A low number of reads in digitalMLPA no-DNA reactions is usually not problematic. The number of unique (distinct) reads of any probe in no-DNA reactions is typically less than 1% of the number obtained in reactions with sample DNA. However, even these very low numbers of distinct reads can result in a considerable number of total reads for some probes. This does not significantly influence results in reactions with sample DNA, as the nonspecific reads will be outcompeted by the much larger number of amplicons derived from normal ligation events on sample DNA.

Background

The cause of the nonspecific distinct reads for some probes in no-DNA reactions is often the ligation of two probe oligos while they are (temporarily) annealed to another probe oligo. When these two probe oligos are from different probes, Coffalyser digitalMLPA automatically removes the reads from the results. However, when they are from the same probe, the reads will be assigned to that probe, and a nonspecific signal will be obtained.

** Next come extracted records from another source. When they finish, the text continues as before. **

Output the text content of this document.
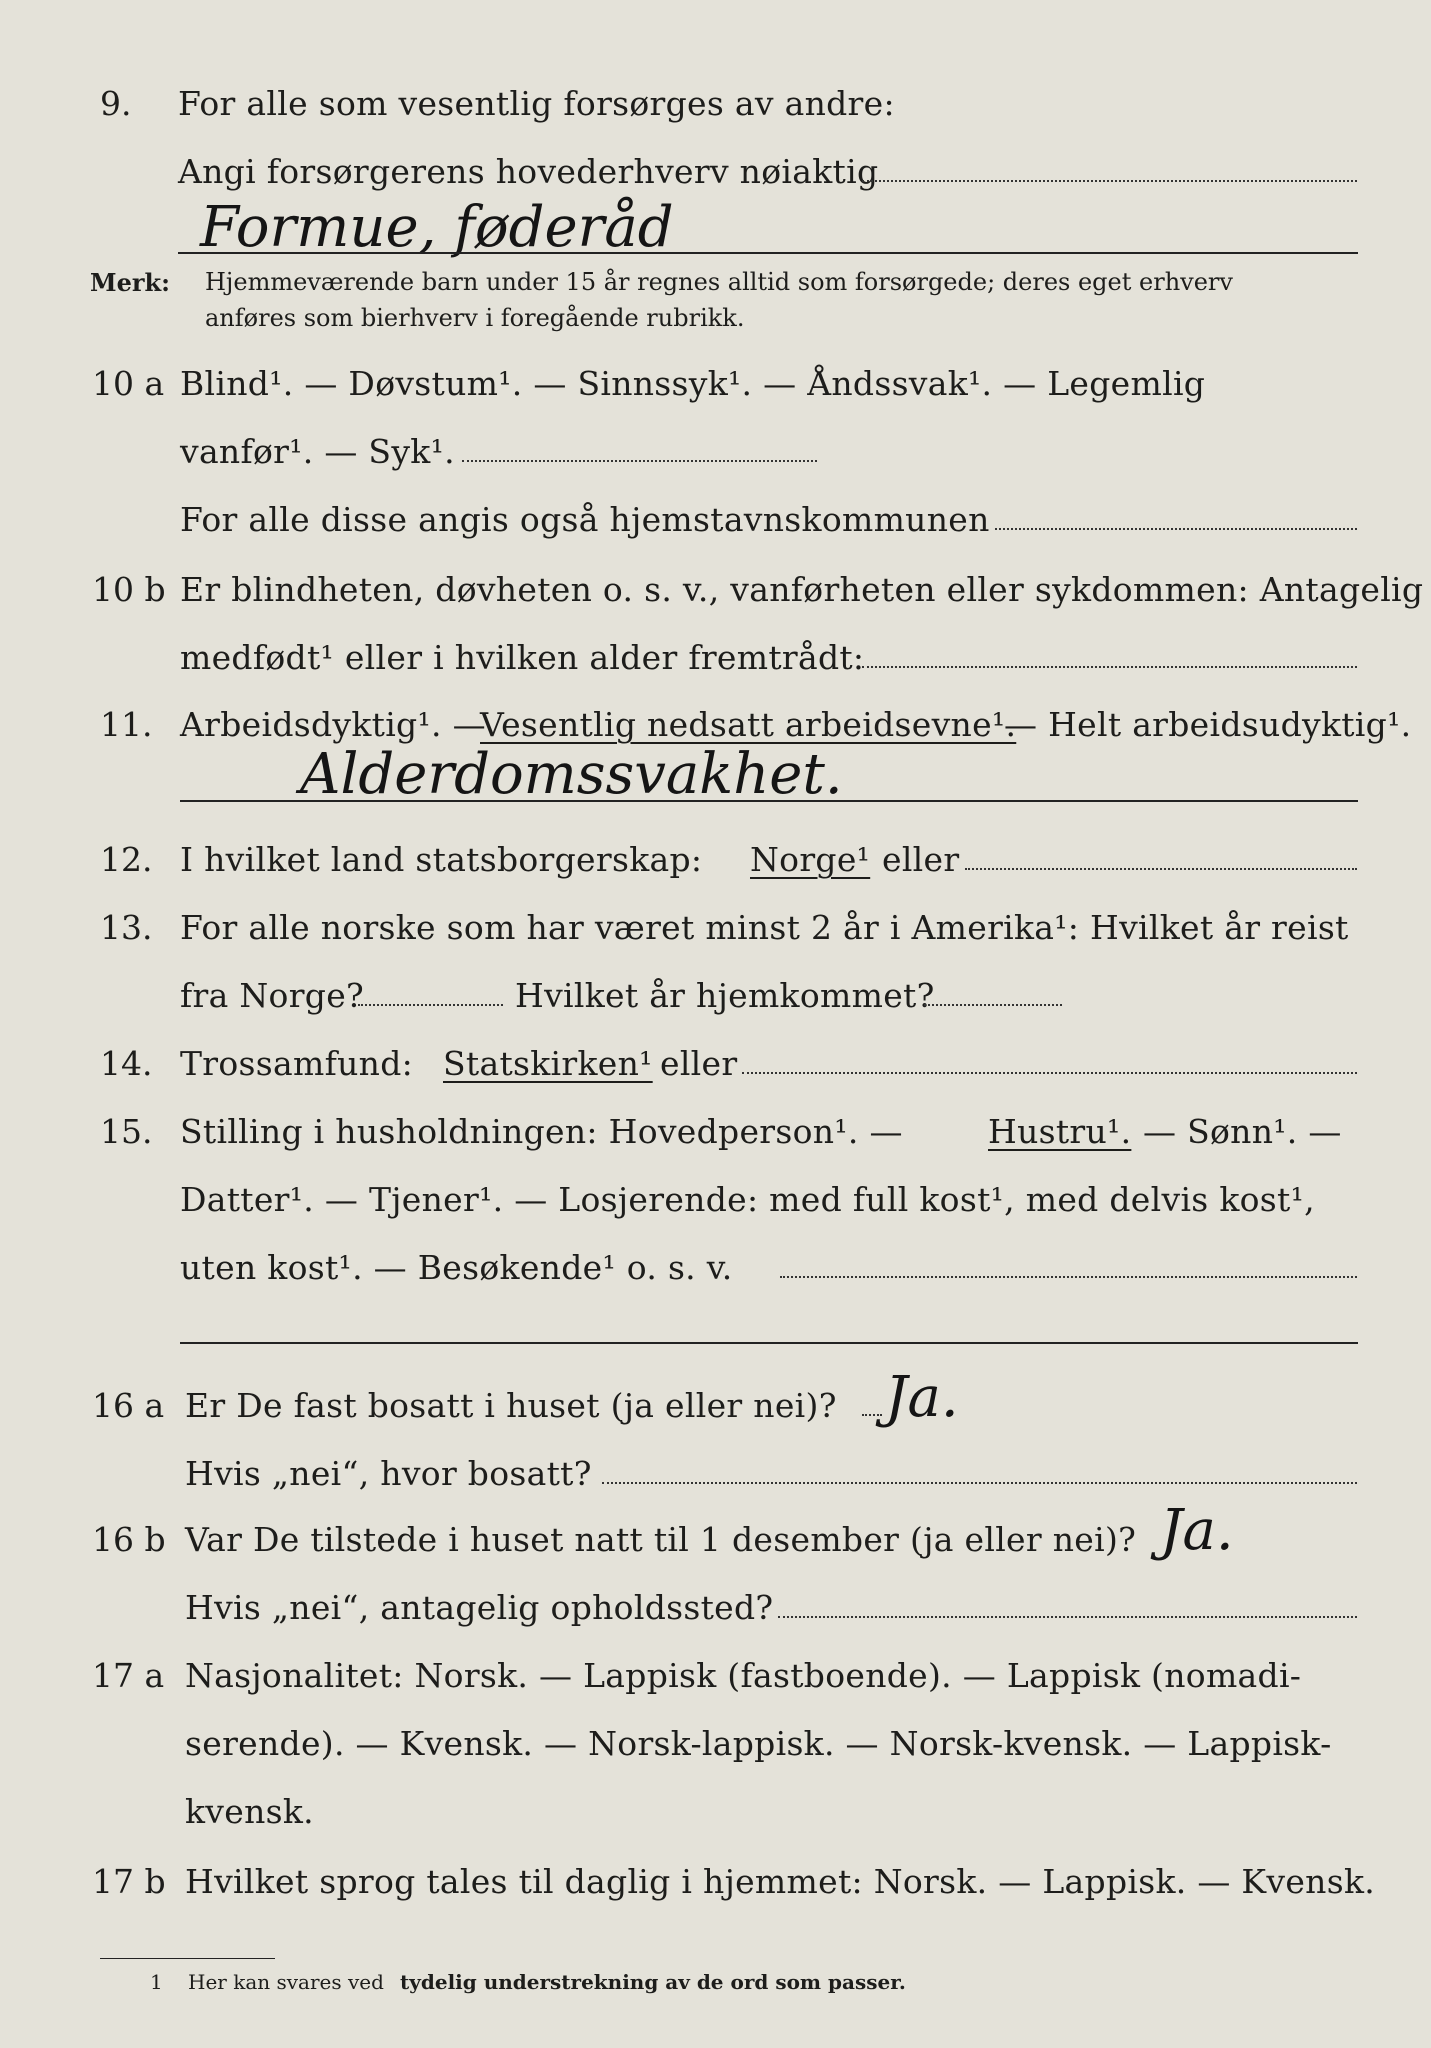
9. For alle som vesentlig forsørges av andre:
Angi forsørgerens hovederhverv nøiaktig
Formue, føderåd
Merk: Hjemmeværende barn under 15 år regnes alltid som forsørgede; deres eget erhverv
anføres som bierhverv i foregående rubrikk.
10 a Blind¹. — Døvstum¹. — Sinnssyk¹. — Åndssvak¹. — Legemlig
vanfør¹. — Syk¹.
For alle disse angis også hjemstavnskommunen
10 b Er blindheten, døvheten o. s. v., vanførheten eller sykdommen: Antagelig
medfødt¹ eller i hvilken alder fremtrådt:
11. Arbeidsdyktig¹. —
Vesentlig nedsatt arbeidsevne¹.
— Helt arbeidsudyktig¹.
Alderdomssvakhet.
12. I hvilket land statsborgerskap: Norge¹ eller
13. For alle norske som har været minst 2 år i Amerika¹: Hvilket år reist
fra Norge?	Hvilket år hjemkommet?
14. Trossamfund: Statskirken¹ eller
15. Stilling i husholdningen: Hovedperson¹. —	Hustru¹. — Sønn¹. —
Datter¹. — Tjener¹. — Losjerende: med full kost¹, med delvis kost¹,
uten kost¹. — Besøkende¹ o. s. v.
16 a Er De fast bosatt i huset (ja eller nei)? Ja.
Hvis „nei“, hvor bosatt?
16 b Var De tilstede i huset natt til 1 desember (ja eller nei)? Ja.
Hvis „nei“, antagelig opholdssted?
17 a Nasjonalitet: Norsk. — Lappisk (fastboende). — Lappisk (nomadi-
serende). — Kvensk. — Norsk-lappisk. — Norsk-kvensk. — Lappisk-
kvensk.
17 b Hvilket sprog tales til daglig i hjemmet: Norsk. — Lappisk. — Kvensk.
1 Her kan svares ved tydelig understrekning av de ord som passer.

We thoroughly test each probemix with all barcodes from barcode plates suitable for the probemix to ensure its reliability. Low background signals in no-DNA reactions are permitted if they do not lead to false results in reactions with sample DNA. Probes that give an elevated background signal in no-DNA reactions are marked with a warning in the Probe Information File (PIF).

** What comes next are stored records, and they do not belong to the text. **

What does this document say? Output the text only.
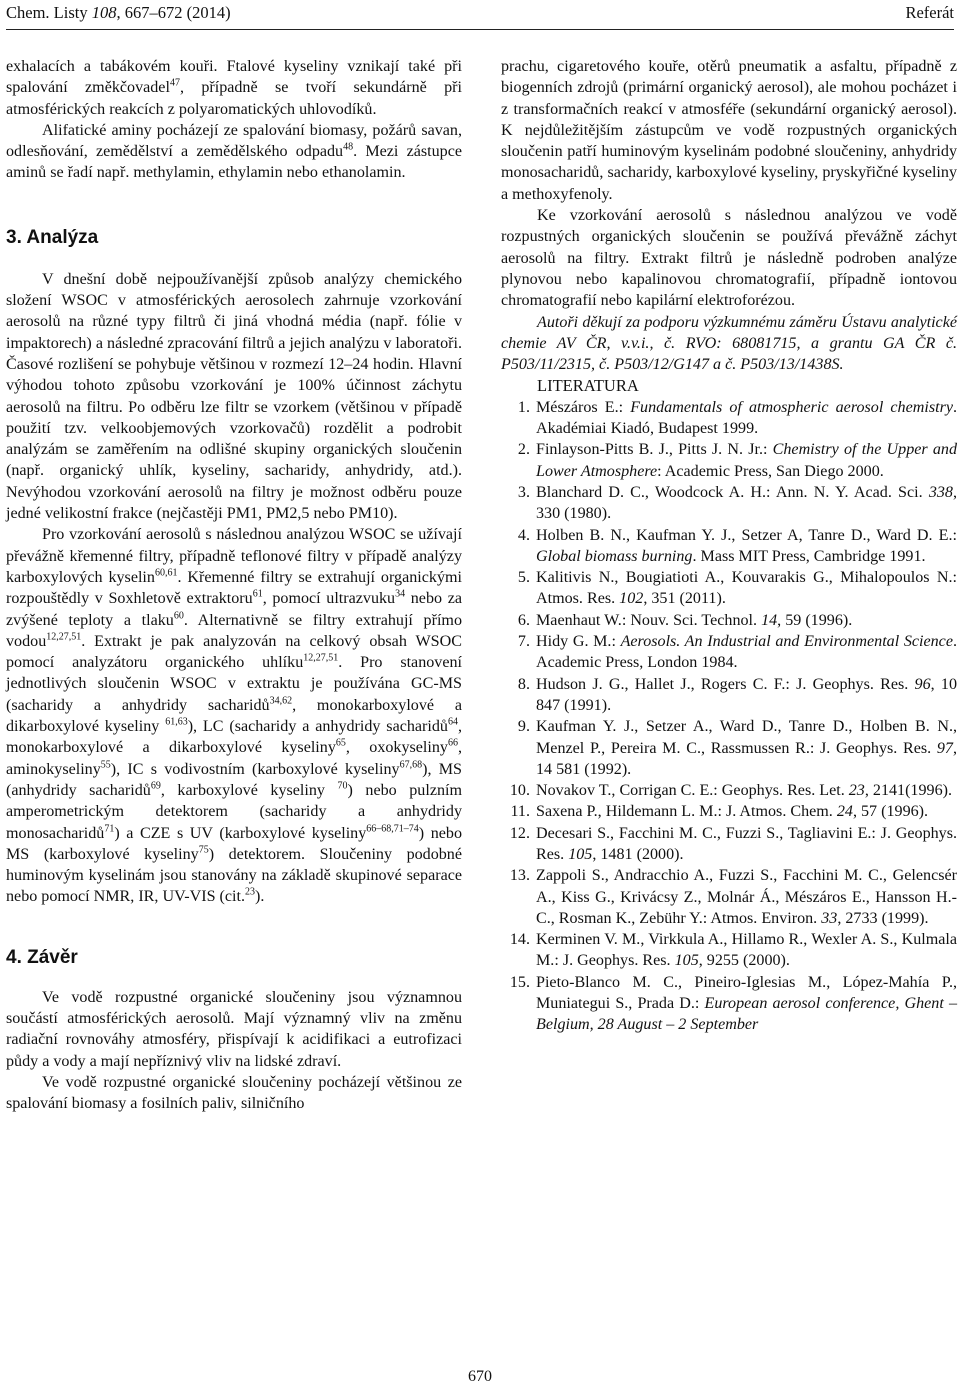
Chem. Listy 108, 667–672 (2014)	Referát

exhalacích a tabákovém kouři. Ftalové kyseliny vznikají také při spalování změkčovadel$^{47}$, případně se tvoří sekundárně při atmosférických reakcích z polyaromatických uhlovodíků.

Alifatické aminy pocházejí ze spalování biomasy, požárů savan, odlesňování, zemědělství a zemědělského odpadu$^{48}$. Mezi zástupce aminů se řadí např. methylamin, ethylamin nebo ethanolamin.

3. Analýza

V dnešní době nejpoužívanější způsob analýzy chemického složení WSOC v atmosférických aerosolech zahrnuje vzorkování aerosolů na různé typy filtrů či jiná vhodná média (např. fólie v impaktorech) a následné zpracování filtrů a jejich analýzu v laboratoři. Časové rozlišení se pohybuje většinou v rozmezí 12–24 hodin. Hlavní výhodou tohoto způsobu vzorkování je 100% účinnost záchytu aerosolů na filtru. Po odběru lze filtr se vzorkem (většinou v případě použití tzv. velkoobjemových vzorkovačů) rozdělit a podrobit analýzám se zaměřením na odlišné skupiny organických sloučenin (např. organický uhlík, kyseliny, sacharidy, anhydridy, atd.). Nevýhodou vzorkování aerosolů na filtry je možnost odběru pouze jedné velikostní frakce (nejčastěji PM1, PM2,5 nebo PM10).

Pro vzorkování aerosolů s následnou analýzou WSOC se užívají převážně křemenné filtry, případně teflonové filtry v případě analýzy karboxylových kyselin$^{60,61}$. Křemenné filtry se extrahují organickými rozpouštědly v Soxhletově extraktoru$^{61}$, pomocí ultrazvuku$^{34}$ nebo za zvýšené teploty a tlaku$^{60}$. Alternativně se filtry extrahují přímo vodou$^{12,27,51}$. Extrakt je pak analyzován na celkový obsah WSOC pomocí analyzátoru organického uhlíku$^{12,27,51}$. Pro stanovení jednotlivých sloučenin WSOC v extraktu je používána GC-MS (sacharidy a anhydridy sacharidů$^{34,62}$, monokarboxylové a dikarboxylové kyseliny $^{61,63}$), LC (sacharidy a anhydridy sacharidů$^{64}$, monokarboxylové a dikarboxylové kyseliny$^{65}$, oxokyseliny$^{66}$, aminokyseliny$^{55}$), IC s vodivostním (karboxylové kyseliny$^{67,68}$), MS (anhydridy sacharidů$^{69}$, karboxylové kyseliny $^{70}$) nebo pulzním amperometrickým detektorem (sacharidy a anhydridy monosacharidů$^{71}$) a CZE s UV (karboxylové kyseliny$^{66-68,71-74}$) nebo MS (karboxylové kyseliny$^{75}$) detektorem. Sloučeniny podobné huminovým kyselinám jsou stanovány na základě skupinové separace nebo pomocí NMR, IR, UV-VIS (cit.$^{23}$).

4. Závěr

Ve vodě rozpustné organické sloučeniny jsou významnou součástí atmosférických aerosolů. Mají významný vliv na změnu radiační rovnováhy atmosféry, přispívají k acidifikaci a eutrofizaci půdy a vody a mají nepříznivý vliv na lidské zdraví.

Ve vodě rozpustné organické sloučeniny pocházejí většinou ze spalování biomasy a fosilních paliv, silničního

prachu, cigaretového kouře, otěrů pneumatik a asfaltu, případně z biogenních zdrojů (primární organický aerosol), ale mohou pocházet i z transformačních reakcí v atmosféře (sekundární organický aerosol). K nejdůležitějším zástupcům ve vodě rozpustných organických sloučenin patří huminovým kyselinám podobné sloučeniny, anhydridy monosacharidů, sacharidy, karboxylové kyseliny, pryskyřičné kyseliny a methoxyfenoly.

Ke vzorkování aerosolů s následnou analýzou ve vodě rozpustných organických sloučenin se používá převážně záchyt aerosolů na filtry. Extrakt filtrů je následně podroben analýze plynovou nebo kapalinovou chromatografií, případně iontovou chromatografií nebo kapilární elektroforézou.

Autoři děkují za podporu výzkumnému záměru Ústavu analytické chemie AV ČR, v.v.i., č. RVO: 68081715, a grantu GA ČR č. P503/11/2315, č. P503/12/G147 a č. P503/13/1438S.

LITERATURA

1. Mészáros E.: Fundamentals of atmospheric aerosol chemistry. Akadémiai Kiadó, Budapest 1999.
2. Finlayson-Pitts B. J., Pitts J. N. Jr.: Chemistry of the Upper and Lower Atmosphere: Academic Press, San Diego 2000.
3. Blanchard D. C., Woodcock A. H.: Ann. N. Y. Acad. Sci. 338, 330 (1980).
4. Holben B. N., Kaufman Y. J., Setzer A, Tanre D., Ward D. E.: Global biomass burning. Mass MIT Press, Cambridge 1991.
5. Kalitivis N., Bougiatioti A., Kouvarakis G., Mihalopoulos N.: Atmos. Res. 102, 351 (2011).
6. Maenhaut W.: Nouv. Sci. Technol. 14, 59 (1996).
7. Hidy G. M.: Aerosols. An Industrial and Environmental Science. Academic Press, London 1984.
8. Hudson J. G., Hallet J., Rogers C. F.: J. Geophys. Res. 96, 10 847 (1991).
9. Kaufman Y. J., Setzer A., Ward D., Tanre D., Holben B. N., Menzel P., Pereira M. C., Rassmussen R.: J. Geophys. Res. 97, 14 581 (1992).
10. Novakov T., Corrigan C. E.: Geophys. Res. Let. 23, 2141(1996).
11. Saxena P., Hildemann L. M.: J. Atmos. Chem. 24, 57 (1996).
12. Decesari S., Facchini M. C., Fuzzi S., Tagliavini E.: J. Geophys. Res. 105, 1481 (2000).
13. Zappoli S., Andracchio A., Fuzzi S., Facchini M. C., Gelencsér A., Kiss G., Krivácsy Z., Molnár Á., Mészáros E., Hansson H.-C., Rosman K., Zebühr Y.: Atmos. Environ. 33, 2733 (1999).
14. Kerminen V. M., Virkkula A., Hillamo R., Wexler A. S., Kulmala M.: J. Geophys. Res. 105, 9255 (2000).
15. Pieto-Blanco M. C., Pineiro-Iglesias M., López-Mahía P., Muniategui S., Prada D.: European aerosol conference, Ghent – Belgium, 28 August – 2 September
670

However, it is important to note that small background signals in no-DNA reactions can also arise from:

1. Contamination of the NGS sequencer with amplicons from a previous run (carry-over). This has been described repeatedly for the MiSeq instrument (e.g. here). The presence of a significant number of reads from unused barcodes in the experiment can serve as an indicator of contamination with reads from a previous experiment. To minimise the chance of carry over, we recommend using different barcodes in subsequent NGS runs.
2. Contamination of the no-DNA reaction with human DNA. Contamination of reactions with sample DNA with more than 5% DNA of another individual is detected by Coffalyser digitalMLPA based on results of 39 SNP-specific probes with a high minor allele frequency in all populations.
3. Contamination of the no-DNA reaction with PCR amplicons from previous digitalMLPA experiments. When the contamination is derived from reactions with the same probemix, this will result in reads for (almost) all probes. When the contamination is derived from a reaction with a different digitalMLPA product, only a small number of probes, and all control probes, will show reads. Contamination with PCR amplicons from previous experiments will usually be apparent by the presence of substantial read numbers assigned to unused barcodes.

These contaminations typically generate a very small number of distinct reads for some, or (almost) all probes. When the number of distinct reads in no-DNA reactions is very low as compared to the median number of distinct reads in reactions with sample DNA, this will not influence the results.